The solar system is full of giant asteroids hurtling around, and even though space is big and mostly empty, there’s a decent chance that some of those asteroids are on a collision course with the Earth. If a large enough asteroid hits the Earth in the right spot, it could wipe out millions of people, which is why it’s so important to learn how to prevent asteroid impacts.
Over the next decade, both NASA and the European Space Agency (ESA) will take the first steps toward a defensive plan against asteroids. NASA will launch their DART probe in 2022, which will crash into a nearby asteroid in an attempt to change its trajectory. And in 2026, ESA will .
ESA’s Hera probe will launch to a binary pair of asteroids that regularly pass close to the Earth. This binary pair consists of one large asteroid, nicknamed Didymos, and one smaller asteroid, nicknamed Didymoon. Around 25 percent of the asteroids in the solar system are binary pairs like Didymos and its companion, but none have ever been visited by a spacecraft before.
When Hera arrives at these asteroids, they will already have been altered by the DART impact in 2022. As part of its mission, Hera will study the impact crater and the changes to the asteroid’s orbit. In addition, Hera will map out the smaller of the two asteroids in high detail using lidar technology.
The goal is to pioneer several new methods of surveying asteroids, as some of the traditional methods don’t work in a binary system. For instance, ESA’s earlier Rosetta spacecraft visited a comet named 67P/Churyumov–Gerasimenko, and measured its mass by determining how the comet affected the spacecraft’s orbit. With a binary asteroid pair, however, this technique won’t work because it will be impossible to separate the gravitational effects of the two asteroids.
Instead, Hera will watch the larger of the two asteroids very closely, picking out several distinguishing landmarks and watching how those landmarks shift in response to the other asteroid’s gravity.

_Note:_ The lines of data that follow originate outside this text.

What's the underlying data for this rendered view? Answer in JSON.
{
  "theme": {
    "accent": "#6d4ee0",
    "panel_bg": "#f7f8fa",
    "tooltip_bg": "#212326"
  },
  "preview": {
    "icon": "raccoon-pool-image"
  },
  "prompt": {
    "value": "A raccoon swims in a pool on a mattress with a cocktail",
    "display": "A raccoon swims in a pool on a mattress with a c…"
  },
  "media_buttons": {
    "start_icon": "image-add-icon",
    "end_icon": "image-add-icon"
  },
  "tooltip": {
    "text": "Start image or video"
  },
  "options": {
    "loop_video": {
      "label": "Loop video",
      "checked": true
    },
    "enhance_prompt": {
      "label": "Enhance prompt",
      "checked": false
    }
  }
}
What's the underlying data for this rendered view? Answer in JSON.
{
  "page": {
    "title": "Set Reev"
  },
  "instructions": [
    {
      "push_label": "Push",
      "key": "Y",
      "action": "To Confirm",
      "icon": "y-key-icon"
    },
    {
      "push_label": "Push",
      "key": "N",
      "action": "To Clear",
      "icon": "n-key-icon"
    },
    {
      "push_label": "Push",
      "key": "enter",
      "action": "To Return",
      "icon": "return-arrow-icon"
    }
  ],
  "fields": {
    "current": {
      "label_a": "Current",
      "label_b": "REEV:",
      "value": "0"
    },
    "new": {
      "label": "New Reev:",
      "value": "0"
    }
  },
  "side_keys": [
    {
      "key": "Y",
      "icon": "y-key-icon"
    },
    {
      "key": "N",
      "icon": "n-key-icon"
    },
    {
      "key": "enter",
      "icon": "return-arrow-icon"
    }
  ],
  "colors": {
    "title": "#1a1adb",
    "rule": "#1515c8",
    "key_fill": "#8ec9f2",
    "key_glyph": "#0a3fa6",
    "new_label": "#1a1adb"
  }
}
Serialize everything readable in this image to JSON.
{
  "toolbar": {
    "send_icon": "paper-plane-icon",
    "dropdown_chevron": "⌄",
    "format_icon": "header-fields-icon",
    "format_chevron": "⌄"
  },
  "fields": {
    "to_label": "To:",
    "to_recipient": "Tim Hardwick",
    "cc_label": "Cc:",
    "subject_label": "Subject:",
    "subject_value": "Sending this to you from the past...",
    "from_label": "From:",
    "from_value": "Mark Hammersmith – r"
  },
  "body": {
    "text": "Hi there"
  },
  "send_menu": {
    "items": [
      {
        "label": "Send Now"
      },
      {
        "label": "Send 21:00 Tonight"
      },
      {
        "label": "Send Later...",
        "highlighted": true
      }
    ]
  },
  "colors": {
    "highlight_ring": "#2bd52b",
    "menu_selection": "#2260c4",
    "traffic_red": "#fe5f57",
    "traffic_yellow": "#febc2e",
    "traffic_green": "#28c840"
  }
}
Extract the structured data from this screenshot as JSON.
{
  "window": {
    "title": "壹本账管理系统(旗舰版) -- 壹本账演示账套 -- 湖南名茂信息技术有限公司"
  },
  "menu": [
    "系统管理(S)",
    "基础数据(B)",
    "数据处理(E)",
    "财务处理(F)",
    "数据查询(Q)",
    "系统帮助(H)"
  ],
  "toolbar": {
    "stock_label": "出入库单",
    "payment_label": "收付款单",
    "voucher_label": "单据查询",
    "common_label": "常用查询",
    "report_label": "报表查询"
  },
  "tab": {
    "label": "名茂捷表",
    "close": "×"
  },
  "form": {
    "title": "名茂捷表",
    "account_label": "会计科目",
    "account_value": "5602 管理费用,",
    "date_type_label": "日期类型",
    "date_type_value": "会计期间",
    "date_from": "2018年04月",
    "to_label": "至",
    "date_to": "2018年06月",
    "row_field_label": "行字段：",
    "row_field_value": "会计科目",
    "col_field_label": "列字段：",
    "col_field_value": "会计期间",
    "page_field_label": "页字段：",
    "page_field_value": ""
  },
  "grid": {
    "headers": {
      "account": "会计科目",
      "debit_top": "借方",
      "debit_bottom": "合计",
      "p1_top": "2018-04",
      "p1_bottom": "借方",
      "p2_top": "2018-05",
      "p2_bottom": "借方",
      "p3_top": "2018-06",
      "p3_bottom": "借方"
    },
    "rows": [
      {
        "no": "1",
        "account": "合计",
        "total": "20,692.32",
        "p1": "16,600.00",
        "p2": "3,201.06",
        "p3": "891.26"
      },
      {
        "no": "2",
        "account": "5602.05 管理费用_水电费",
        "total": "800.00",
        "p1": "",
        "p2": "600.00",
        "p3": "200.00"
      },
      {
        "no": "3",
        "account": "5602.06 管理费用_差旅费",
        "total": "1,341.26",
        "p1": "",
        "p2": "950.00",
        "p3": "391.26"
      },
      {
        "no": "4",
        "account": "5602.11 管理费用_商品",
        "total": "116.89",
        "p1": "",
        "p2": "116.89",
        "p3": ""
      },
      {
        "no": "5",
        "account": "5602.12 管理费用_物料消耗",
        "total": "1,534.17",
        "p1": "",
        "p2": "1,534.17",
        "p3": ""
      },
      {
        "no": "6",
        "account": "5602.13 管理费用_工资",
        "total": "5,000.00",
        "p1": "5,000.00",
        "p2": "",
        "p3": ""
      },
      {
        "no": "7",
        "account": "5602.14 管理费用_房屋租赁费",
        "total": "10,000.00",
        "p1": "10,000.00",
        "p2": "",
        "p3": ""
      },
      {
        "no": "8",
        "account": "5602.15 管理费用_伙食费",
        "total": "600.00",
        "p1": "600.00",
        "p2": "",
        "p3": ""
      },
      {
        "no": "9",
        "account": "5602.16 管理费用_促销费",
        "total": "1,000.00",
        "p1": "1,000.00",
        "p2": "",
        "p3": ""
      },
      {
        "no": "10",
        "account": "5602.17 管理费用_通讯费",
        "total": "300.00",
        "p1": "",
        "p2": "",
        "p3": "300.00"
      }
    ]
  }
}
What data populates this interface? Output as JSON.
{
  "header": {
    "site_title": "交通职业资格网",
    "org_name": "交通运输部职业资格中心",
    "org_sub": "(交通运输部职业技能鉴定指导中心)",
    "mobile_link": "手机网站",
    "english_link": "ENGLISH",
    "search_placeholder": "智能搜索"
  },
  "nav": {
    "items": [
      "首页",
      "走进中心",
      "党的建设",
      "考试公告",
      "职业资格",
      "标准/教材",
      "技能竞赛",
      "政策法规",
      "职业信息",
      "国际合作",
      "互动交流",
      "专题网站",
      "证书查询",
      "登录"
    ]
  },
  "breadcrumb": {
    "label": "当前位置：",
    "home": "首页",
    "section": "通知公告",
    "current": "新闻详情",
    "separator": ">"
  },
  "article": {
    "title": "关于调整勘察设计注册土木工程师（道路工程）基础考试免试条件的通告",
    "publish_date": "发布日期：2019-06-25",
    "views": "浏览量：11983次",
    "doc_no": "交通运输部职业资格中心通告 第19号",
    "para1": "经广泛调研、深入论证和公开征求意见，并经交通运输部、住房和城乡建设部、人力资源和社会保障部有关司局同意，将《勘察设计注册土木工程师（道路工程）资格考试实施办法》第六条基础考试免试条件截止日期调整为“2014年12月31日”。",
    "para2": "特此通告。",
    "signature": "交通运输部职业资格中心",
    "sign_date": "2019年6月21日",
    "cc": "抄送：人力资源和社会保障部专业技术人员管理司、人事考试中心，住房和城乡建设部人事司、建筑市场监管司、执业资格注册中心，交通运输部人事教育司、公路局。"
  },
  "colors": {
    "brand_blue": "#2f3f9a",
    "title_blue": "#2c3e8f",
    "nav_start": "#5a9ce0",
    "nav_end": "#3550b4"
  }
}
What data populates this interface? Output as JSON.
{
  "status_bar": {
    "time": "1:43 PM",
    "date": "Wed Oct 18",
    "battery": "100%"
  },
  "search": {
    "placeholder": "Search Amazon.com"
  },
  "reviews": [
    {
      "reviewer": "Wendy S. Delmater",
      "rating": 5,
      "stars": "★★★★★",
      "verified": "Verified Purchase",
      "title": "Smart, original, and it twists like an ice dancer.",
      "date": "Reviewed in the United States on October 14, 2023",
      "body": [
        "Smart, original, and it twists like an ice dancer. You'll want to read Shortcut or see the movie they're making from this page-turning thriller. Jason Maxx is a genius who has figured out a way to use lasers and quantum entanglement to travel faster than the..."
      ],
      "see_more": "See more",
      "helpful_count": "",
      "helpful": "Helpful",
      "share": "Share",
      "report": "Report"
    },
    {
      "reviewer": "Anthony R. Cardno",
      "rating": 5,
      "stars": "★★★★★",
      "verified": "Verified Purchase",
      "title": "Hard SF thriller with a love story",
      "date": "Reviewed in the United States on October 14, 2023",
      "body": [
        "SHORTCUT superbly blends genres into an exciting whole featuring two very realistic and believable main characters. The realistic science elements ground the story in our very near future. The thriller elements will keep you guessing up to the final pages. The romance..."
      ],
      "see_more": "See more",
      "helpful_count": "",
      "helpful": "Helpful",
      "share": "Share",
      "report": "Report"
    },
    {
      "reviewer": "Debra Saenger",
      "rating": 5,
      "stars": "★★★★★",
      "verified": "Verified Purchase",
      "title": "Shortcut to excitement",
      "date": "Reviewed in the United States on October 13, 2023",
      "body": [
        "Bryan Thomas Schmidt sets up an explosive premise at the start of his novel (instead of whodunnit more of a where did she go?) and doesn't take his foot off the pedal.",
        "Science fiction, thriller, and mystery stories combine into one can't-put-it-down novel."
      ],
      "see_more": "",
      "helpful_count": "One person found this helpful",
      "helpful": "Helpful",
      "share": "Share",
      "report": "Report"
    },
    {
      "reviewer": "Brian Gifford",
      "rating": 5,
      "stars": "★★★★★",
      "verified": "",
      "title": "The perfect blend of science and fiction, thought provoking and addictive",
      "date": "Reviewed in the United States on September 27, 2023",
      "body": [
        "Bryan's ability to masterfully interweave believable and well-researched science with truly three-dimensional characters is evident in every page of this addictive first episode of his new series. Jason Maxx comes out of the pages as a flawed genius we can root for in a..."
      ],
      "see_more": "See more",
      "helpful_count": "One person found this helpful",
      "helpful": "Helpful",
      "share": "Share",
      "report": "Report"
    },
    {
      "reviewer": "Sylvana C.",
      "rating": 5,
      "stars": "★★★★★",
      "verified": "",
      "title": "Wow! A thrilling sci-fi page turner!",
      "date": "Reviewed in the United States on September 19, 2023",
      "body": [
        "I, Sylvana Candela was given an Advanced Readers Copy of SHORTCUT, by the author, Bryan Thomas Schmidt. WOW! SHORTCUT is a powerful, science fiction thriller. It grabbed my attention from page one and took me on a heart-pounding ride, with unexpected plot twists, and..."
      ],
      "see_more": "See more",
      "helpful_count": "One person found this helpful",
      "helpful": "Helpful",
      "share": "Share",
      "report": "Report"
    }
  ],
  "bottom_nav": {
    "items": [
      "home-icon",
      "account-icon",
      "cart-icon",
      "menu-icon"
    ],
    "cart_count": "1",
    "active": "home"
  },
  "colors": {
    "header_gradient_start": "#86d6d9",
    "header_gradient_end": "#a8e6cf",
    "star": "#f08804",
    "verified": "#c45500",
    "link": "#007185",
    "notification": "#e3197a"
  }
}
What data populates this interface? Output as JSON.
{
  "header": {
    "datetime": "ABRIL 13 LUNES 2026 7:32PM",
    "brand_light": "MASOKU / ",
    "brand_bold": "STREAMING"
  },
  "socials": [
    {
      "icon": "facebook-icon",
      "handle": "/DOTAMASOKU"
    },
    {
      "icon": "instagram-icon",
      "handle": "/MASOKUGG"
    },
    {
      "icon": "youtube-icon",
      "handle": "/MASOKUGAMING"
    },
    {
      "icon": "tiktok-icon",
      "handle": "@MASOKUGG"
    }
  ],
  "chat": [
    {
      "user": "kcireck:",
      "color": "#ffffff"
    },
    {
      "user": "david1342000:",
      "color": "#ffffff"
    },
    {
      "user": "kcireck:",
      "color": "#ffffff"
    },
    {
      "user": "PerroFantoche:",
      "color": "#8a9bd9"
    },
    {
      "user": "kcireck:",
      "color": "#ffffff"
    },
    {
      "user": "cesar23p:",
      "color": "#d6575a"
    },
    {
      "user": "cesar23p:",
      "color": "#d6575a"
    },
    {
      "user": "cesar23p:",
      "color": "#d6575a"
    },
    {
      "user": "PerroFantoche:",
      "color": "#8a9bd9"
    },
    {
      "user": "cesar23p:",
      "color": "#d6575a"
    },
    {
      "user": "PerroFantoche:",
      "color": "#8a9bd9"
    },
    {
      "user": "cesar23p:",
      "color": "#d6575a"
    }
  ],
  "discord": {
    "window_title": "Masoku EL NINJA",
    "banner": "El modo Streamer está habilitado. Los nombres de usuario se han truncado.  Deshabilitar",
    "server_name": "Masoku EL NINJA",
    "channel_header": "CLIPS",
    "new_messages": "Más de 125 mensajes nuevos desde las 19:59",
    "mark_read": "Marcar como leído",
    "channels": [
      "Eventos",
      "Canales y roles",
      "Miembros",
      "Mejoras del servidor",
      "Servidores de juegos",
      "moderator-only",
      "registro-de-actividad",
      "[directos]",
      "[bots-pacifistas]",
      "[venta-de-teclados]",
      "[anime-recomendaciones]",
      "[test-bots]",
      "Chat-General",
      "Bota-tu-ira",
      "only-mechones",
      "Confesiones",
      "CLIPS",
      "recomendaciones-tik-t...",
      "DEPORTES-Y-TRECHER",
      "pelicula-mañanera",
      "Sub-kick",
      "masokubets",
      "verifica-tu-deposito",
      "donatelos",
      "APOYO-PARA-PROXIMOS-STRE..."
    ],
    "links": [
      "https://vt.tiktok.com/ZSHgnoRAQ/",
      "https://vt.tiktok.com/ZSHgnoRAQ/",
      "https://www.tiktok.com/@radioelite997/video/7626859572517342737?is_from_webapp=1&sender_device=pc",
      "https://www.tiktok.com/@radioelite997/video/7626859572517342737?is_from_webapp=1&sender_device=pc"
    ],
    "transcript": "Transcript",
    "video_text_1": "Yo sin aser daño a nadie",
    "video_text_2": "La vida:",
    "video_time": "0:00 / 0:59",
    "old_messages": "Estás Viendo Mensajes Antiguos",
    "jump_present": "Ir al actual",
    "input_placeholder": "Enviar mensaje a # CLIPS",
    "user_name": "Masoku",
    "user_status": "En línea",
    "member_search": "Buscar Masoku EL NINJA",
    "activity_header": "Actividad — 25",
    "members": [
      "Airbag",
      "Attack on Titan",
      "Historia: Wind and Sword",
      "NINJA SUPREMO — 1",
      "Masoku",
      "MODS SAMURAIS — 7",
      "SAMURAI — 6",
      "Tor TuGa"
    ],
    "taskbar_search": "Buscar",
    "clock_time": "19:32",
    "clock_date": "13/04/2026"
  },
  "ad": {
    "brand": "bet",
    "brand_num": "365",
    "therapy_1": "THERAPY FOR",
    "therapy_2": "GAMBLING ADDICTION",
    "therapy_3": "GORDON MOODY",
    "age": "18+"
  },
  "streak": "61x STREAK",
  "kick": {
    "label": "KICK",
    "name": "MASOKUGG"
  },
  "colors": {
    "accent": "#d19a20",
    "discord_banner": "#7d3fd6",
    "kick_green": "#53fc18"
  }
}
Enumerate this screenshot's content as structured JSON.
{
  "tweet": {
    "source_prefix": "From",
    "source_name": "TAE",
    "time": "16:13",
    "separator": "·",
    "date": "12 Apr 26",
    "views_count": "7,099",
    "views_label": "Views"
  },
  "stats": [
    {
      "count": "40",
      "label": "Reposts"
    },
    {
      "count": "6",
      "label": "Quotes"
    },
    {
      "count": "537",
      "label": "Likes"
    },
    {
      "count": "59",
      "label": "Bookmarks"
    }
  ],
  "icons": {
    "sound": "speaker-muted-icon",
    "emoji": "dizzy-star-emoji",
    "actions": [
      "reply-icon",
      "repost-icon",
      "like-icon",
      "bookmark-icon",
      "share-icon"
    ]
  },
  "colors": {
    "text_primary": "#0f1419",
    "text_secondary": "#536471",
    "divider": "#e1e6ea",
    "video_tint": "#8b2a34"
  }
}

With this new technique, future missions to binary asteroids will be much more successful.
To top it off, Hera will also carry two small CubeSats, which will be deployed to test various science instruments as well as new communication technologies. Hera will be tasked with communicating with ground stations on Earth as well as its smaller satellite companions as a precursor for potential future deep space missions.
All of this means that Hera will benefit our understanding of binary asteroids along with advancing our planetary defense technology while operating in deep space. It's a lot for one spacecraft to accomplish, but it's almost certainly up for the task.